E caso eles se tornassem pro players, como suas famílias reagiriam? Cada um me deu uma resposta e, enquanto um falava, os outros logo concordavam.
“Acho que meu pai não ia brigar comigo desde que eu não parasse os meus estudos. Isso é muito importante pra ele”, contou Guilherme.
“Acho que se eu tivesse a chance de ir lá pra fora jogar campeonato, meu pai apoiaria e eu aproveitaria para representar minha origem. Eu venho de uma quebrada pobre, pra chegar naquele lugar, não teria sido fácil, então eu ia querer representar minha origem!”, disse Diogo, o mais velho, que logo inspirou os outros garotos.
“Eu ia representar o Peri, o lugar onde eu cresci. Se alguém me perguntasse ‘Você tem orgulho do lugar onde nasceu?’, eu ia falar ‘Tenho!’. Tenho orgulho de ter tido um CCA que me acolheu, minha família, meu pai que luta para ganhar as coisas pra mim”, disse Guilherme, no alto de sua sabedoria... Com apenas 12 anos de idade.
“Eu acho muito bom a gente estar aqui no CCA, sabe?”, respondeu Bernardo enquanto me olhava nos olhos com um semblante sério. “A gente podia estar aí no mundo, fumando, fazendo um monte de coisa errada, mas a gente tá aqui. Não só jogando CS, mas aprendendo.”
“Aprendendo o que é certo”, emendou Diogo na fala de Bernardo. “Muita gente desvaloriza o jogo de tiro, fala ‘Ele tá jogando isso, amanhã ele tá matando’, mas não é isso. Se uma pessoa tem raiva, por exemplo, ela vai se distrair jogando, não é como uma pessoa que fuma, que vai perder o tempo da vida dela fumando. Com o jogo, ela poderia esquecer o fumo pouco a pouco.”

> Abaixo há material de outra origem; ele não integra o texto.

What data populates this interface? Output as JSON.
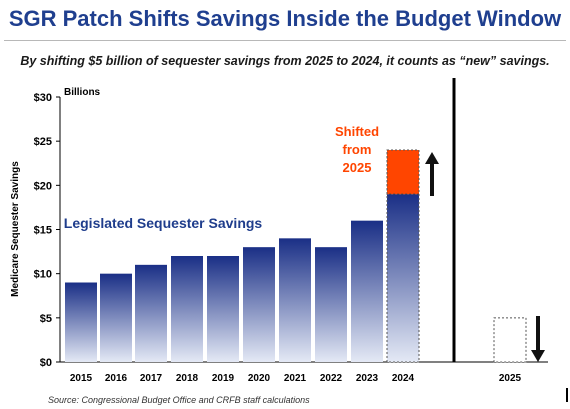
{
  "title": "SGR Patch Shifts Savings Inside the Budget Window",
  "subtitle": "By shifting $5 billion of sequester savings from 2025 to 2024, it counts as “new” savings.",
  "source": "Source:  Congressional Budget Office and CRFB staff calculations",
  "chart_data": {
    "type": "bar",
    "ylabel": "Medicare Sequester Savings",
    "units_label": "Billions",
    "ylim": [
      0,
      30
    ],
    "y_ticks": [
      "$0",
      "$5",
      "$10",
      "$15",
      "$20",
      "$25",
      "$30"
    ],
    "categories": [
      "2015",
      "2016",
      "2017",
      "2018",
      "2019",
      "2020",
      "2021",
      "2022",
      "2023",
      "2024",
      "2025"
    ],
    "series": [
      {
        "name": "Legislated Sequester Savings",
        "values": [
          9,
          10,
          11,
          12,
          12,
          13,
          14,
          13,
          16,
          19,
          0
        ]
      },
      {
        "name": "Shifted from 2025",
        "values": [
          0,
          0,
          0,
          0,
          0,
          0,
          0,
          0,
          0,
          5,
          0
        ]
      },
      {
        "name": "",
        "values": [
          0,
          0,
          0,
          0,
          0,
          0,
          0,
          0,
          0,
          0,
          5
        ]
      }
    ],
    "annotations": {
      "legislated_label": "Legislated Sequester Savings",
      "shifted_label": [
        "Shifted",
        "from",
        "2025"
      ]
    },
    "grid": false,
    "colors": {
      "bar_top": "#1a2f86",
      "bar_bottom": "#e4e9f5",
      "shifted": "#ff4500",
      "shifted_text": "#ff4500",
      "legislated_text": "#1f3d8c"
    }
  }
}
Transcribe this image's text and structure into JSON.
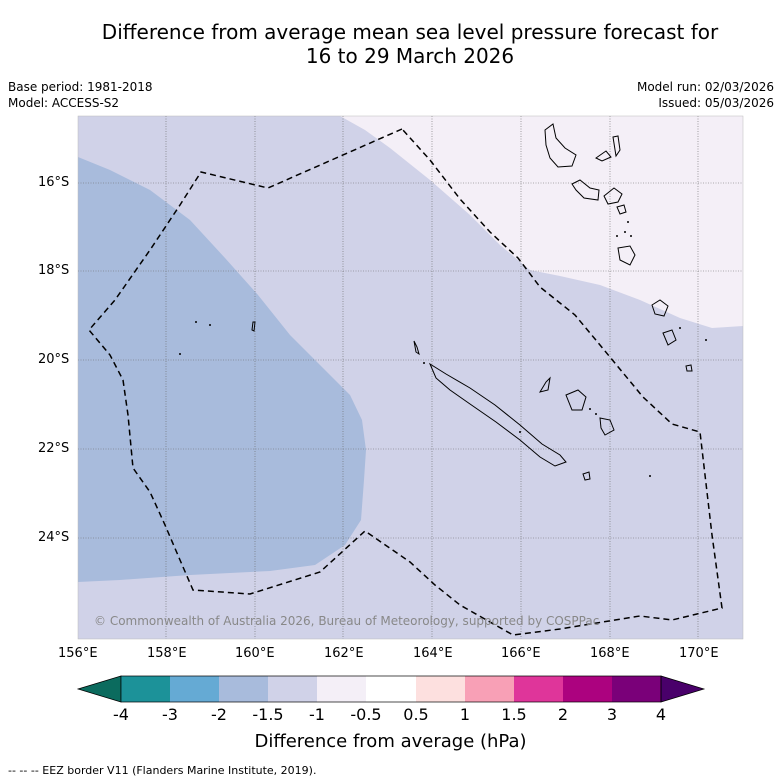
{
  "title_line1": "Difference from average mean sea level pressure forecast for",
  "title_line2": "16 to 29 March 2026",
  "base_period": "Base period: 1981-2018",
  "model": "Model: ACCESS-S2",
  "model_run": "Model run: 02/03/2026",
  "issued": "Issued: 05/03/2026",
  "lat_ticks": [
    "16°S",
    "18°S",
    "20°S",
    "22°S",
    "24°S"
  ],
  "lon_ticks": [
    "156°E",
    "158°E",
    "160°E",
    "162°E",
    "164°E",
    "166°E",
    "168°E",
    "170°E"
  ],
  "copyright": "© Commonwealth of Australia 2026, Bureau of Meteorology, supported by COSPPac",
  "colorbar": {
    "title": "Difference from average (hPa)",
    "labels": [
      "-4",
      "-3",
      "-2",
      "-1.5",
      "-1",
      "-0.5",
      "0.5",
      "1",
      "1.5",
      "2",
      "3",
      "4"
    ],
    "colors": [
      "#0b6b5e",
      "#1c9299",
      "#65aad4",
      "#a8bbdc",
      "#d0d2e8",
      "#f4eff7",
      "#ffffff",
      "#fde0df",
      "#f8a0b6",
      "#df359a",
      "#ac027f",
      "#7a0079",
      "#49006a"
    ]
  },
  "legend_text": "--  --  -- EEZ border V11 (Flanders Marine Institute, 2019).",
  "colors": {
    "bg": "#ffffff",
    "light": "#f4eff7",
    "mid": "#d0d2e8",
    "strong": "#a8bbdc"
  }
}
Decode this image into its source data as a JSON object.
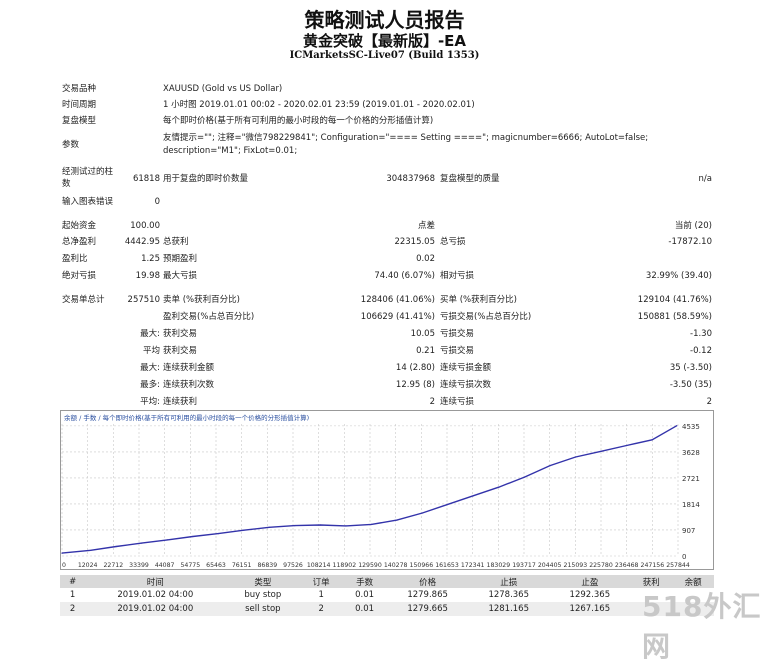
{
  "header": {
    "title": "策略测试人员报告",
    "subtitle": "黄金突破【最新版】-EA",
    "server": "ICMarketsSC-Live07 (Build 1353)"
  },
  "info": {
    "symbol_label": "交易品种",
    "symbol_value": "XAUUSD (Gold vs US Dollar)",
    "period_label": "时间周期",
    "period_value": "1 小时图 2019.01.01 00:02 - 2020.02.01 23:59 (2019.01.01 - 2020.02.01)",
    "model_label": "复盘模型",
    "model_value": "每个即时价格(基于所有可利用的最小时段的每一个价格的分形插值计算)",
    "params_label": "参数",
    "params_line1": "友情提示=\"\"; 注释=\"微信798229841\"; Configuration=\"==== Setting ====\"; magicnumber=6666; AutoLot=false;",
    "params_line2": "description=\"M1\"; FixLot=0.01;"
  },
  "ticks": {
    "bars_label_1": "经测试过的柱",
    "bars_label_2": "数",
    "bars_value": "61818",
    "ticks_label": "用于复盘的即时价数量",
    "ticks_value": "304837968",
    "quality_label": "复盘模型的质量",
    "quality_value": "n/a",
    "errors_label": "输入图表错误",
    "errors_value": "0"
  },
  "stats": {
    "deposit_label": "起始资金",
    "deposit_value": "100.00",
    "spread_label": "点差",
    "spread_value": "当前 (20)",
    "net_label": "总净盈利",
    "net_value": "4442.95",
    "gross_profit_label": "总获利",
    "gross_profit_value": "22315.05",
    "gross_loss_label": "总亏损",
    "gross_loss_value": "-17872.10",
    "pf_label": "盈利比",
    "pf_value": "1.25",
    "expected_label": "预期盈利",
    "expected_value": "0.02",
    "abs_dd_label": "绝对亏损",
    "abs_dd_value": "19.98",
    "max_dd_label": "最大亏损",
    "max_dd_value": "74.40 (6.07%)",
    "rel_dd_label": "相对亏损",
    "rel_dd_value": "32.99% (39.40)",
    "trades_label": "交易单总计",
    "trades_value": "257510",
    "short_label": "卖单 (%获利百分比)",
    "short_value": "128406 (41.06%)",
    "long_label": "买单 (%获利百分比)",
    "long_value": "129104 (41.76%)",
    "profit_trades_label": "盈利交易(%占总百分比)",
    "profit_trades_value": "106629 (41.41%)",
    "loss_trades_label": "亏损交易(%占总百分比)",
    "loss_trades_value": "150881 (58.59%)",
    "max_label": "最大:",
    "largest_profit_label": "获利交易",
    "largest_profit_value": "10.05",
    "largest_loss_label": "亏损交易",
    "largest_loss_value": "-1.30",
    "avg_label": "平均",
    "avg_profit_label": "获利交易",
    "avg_profit_value": "0.21",
    "avg_loss_label": "亏损交易",
    "avg_loss_value": "-0.12",
    "max2_label": "最大:",
    "cons_wins_money_label": "连续获利金额",
    "cons_wins_money_value": "14 (2.80)",
    "cons_loss_money_label": "连续亏损金额",
    "cons_loss_money_value": "35 (-3.50)",
    "most_label": "最多:",
    "cons_wins_count_label": "连续获利次数",
    "cons_wins_count_value": "12.95 (8)",
    "cons_loss_count_label": "连续亏损次数",
    "cons_loss_count_value": "-3.50 (35)",
    "avg2_label": "平均:",
    "avg_cons_wins_label": "连续获利",
    "avg_cons_wins_value": "2",
    "avg_cons_loss_label": "连续亏损",
    "avg_cons_loss_value": "2"
  },
  "chart_data": {
    "type": "line",
    "legend_text": "余额 / 手数 / 每个即时价格(基于所有可利用的最小时段的每一个价格的分形插值计算)",
    "x_ticks": [
      "0",
      "12024",
      "22712",
      "33399",
      "44087",
      "54775",
      "65463",
      "76151",
      "86839",
      "97526",
      "108214",
      "118902",
      "129590",
      "140278",
      "150966",
      "161653",
      "172341",
      "183029",
      "193717",
      "204405",
      "215093",
      "225780",
      "236468",
      "247156",
      "257844"
    ],
    "y_ticks": [
      "4535",
      "3628",
      "2721",
      "1814",
      "907",
      "0"
    ],
    "ylim": [
      0,
      4600
    ],
    "xlim": [
      0,
      258000
    ],
    "grid": true,
    "series": [
      {
        "color": "#3333aa",
        "x": [
          0,
          12024,
          22712,
          33399,
          44087,
          54775,
          65463,
          76151,
          86839,
          97526,
          108214,
          118902,
          129590,
          140278,
          150966,
          161653,
          172341,
          183029,
          193717,
          204405,
          215093,
          225780,
          236468,
          247156,
          257510
        ],
        "values": [
          100,
          200,
          330,
          450,
          560,
          680,
          780,
          900,
          1000,
          1060,
          1080,
          1050,
          1100,
          1250,
          1500,
          1800,
          2100,
          2400,
          2750,
          3150,
          3450,
          3650,
          3850,
          4050,
          4540
        ]
      }
    ]
  },
  "trades": {
    "headers": [
      "#",
      "时间",
      "类型",
      "订单",
      "手数",
      "价格",
      "止损",
      "止盈",
      "获利",
      "余额"
    ],
    "rows": [
      [
        "1",
        "2019.01.02 04:00",
        "buy stop",
        "1",
        "0.01",
        "1279.865",
        "1278.365",
        "1292.365",
        "",
        ""
      ],
      [
        "2",
        "2019.01.02 04:00",
        "sell stop",
        "2",
        "0.01",
        "1279.665",
        "1281.165",
        "1267.165",
        "",
        ""
      ]
    ]
  },
  "watermark": "518外汇网"
}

É incrível como estes jovens não estão alheios às suas realidades, tendo certeza de quem são, o que querem e como podem perseguir seus sonhos. Em um mundo no qual se discute tanto sobre privilégios e meritocracia, eu espero que eles consigam oportunidades de mostrar sua força e que tenham apoio para jamais desistir de seus objetivos.
GGWP
Sem Luiz, talvez nem todas as crianças e adolescentes teriam a oportunidade de conhecer o Counter-Strike, sonhar com os esports, ou ao menos ter consciência de que até os sonhos mais loucos - desde ser um pro player até seguir outras profissões - podem se tornar realidade.
Quando terminei de entrevistar o Luiz, disse que ele poderia deixar uma mensagem final, se quisesse. Espero que o recado do orientador inspire outras pessoas como me inspirou... E não apenas no jogo, mas também na vida:
“Eu fiz aquele post com o intuito de mostrar para as pessoas que elas podem melhorar os esports, porque a comunidade de CS, por exemplo, é muito tóxica, machista, homofóbica e racista. Só de você não ser tóxico, de acompanhar, de comprar uma camiseta do seu time, isso já é melhorar o esport que você ama. Você não precisa dar aula pra crianças, só deixe no jogo um ambiente pacífico. Pra comunidade, o que tenho a dizer é: sejam melhores. Não precisa hatear o cara se ele errou dentro de jogo!”
“Muito obrigado a todos que curtiram meu post no Facebook. Se não fosse por vocês, nada disso estaria acontecendo, ninguém ia olhar. E ao CCA e às crianças, eu não sei nem o que falar, não sei como agradecer. Eles me ensinam todos os dias a buscar coisas melhores para eles, para mim, para tudo, sabe?”
Sabemos, Luiz. E agradecemos a lição.